Infos Togo Affaire de notes truquées et Revendications des agents de la santé

Le SYNPHOT sur le pied de guerre !

Publié le lundi 12 mars 2018, par

Alors que le gouvernement togolais est silencieux depuis plusieurs semaines face aux revendications des agents de la Santé au Togo, le SRI (Service des Renseignements et d’Investigation) de la Gendarmerie nationale n’a pas perdu de temps pour procéder à des garde-à-vue dans le cadre de l’affaire des notes truquées à la Faculté des Sciences de la Santé, à l’Université de Lomé. Ainsi, depuis mardi dernier, le Vice-doyen de la FSS est gardé-à-vue. Il sera rejoint plus tard par le Fils du professeur David Dosseh et aussi une fille étudiante en Pharmacie, dont le père est le chargé de programme au ministère de la Santé, M. Tamakloé. Quant au professeur David Dosseh, il a été convoqué à plusieurs reprises pour y être entendu dans cette affaire.

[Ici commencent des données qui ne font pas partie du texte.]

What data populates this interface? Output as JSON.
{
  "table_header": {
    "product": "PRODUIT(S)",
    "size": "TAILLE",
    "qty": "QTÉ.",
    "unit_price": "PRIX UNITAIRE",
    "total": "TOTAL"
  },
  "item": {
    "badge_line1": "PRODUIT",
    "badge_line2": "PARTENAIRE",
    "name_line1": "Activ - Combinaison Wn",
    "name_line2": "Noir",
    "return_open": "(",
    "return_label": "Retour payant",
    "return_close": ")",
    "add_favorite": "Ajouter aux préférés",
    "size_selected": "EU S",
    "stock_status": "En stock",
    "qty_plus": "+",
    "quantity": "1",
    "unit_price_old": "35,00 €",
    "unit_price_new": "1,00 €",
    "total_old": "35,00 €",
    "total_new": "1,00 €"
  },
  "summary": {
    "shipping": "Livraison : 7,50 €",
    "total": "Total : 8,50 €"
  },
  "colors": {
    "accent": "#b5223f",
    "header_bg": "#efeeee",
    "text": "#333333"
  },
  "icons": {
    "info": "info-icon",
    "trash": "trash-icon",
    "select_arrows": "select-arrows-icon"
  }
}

Se sentant visé par cette procédure, le SYNPHOT (Syndicat national des Praticiens hospitaliers du Togo) et les agents de la Santé du Togo ont décidé de prendre des dispositions. Ainsi, ce syndicat sera en Assemblée générale ce Lundi 12 Mars 2018, au CHU Sylvanus Olympio de Lomé et tous les praticiens hospitaliers y sont conviés. Et selon l’un des responsables du SYNPHOT, Gilbert Tsolenyanou, qui intervenait dans le débat ce Lundi matin chez nos confrères de Nana Fm, « l’AG ne se tiendra pas uniquement pour l’affaire Ihou Watéba, mais nous avons des revendications restées lettre morte jusqu’à ce jour. Mais nous le feront en solidarité à cette affaire » qui se passe au niveau de la FSS.

Contrairement aux rumeurs qui parlent d’une grève du personnel de la santé sur toute l’étendue du territoire ce Lundi, M. Tsolenyanou a fait savoir qu’il ne s’ait pas d’une grève mais qu’il a une AG et que tous les agents de santé, surtout ceux qui sont à Lom et ses périphéries, sont conviés à être présents le temps de l’AG. Il a justifié cette AG par le fait que « l’heure est grave ».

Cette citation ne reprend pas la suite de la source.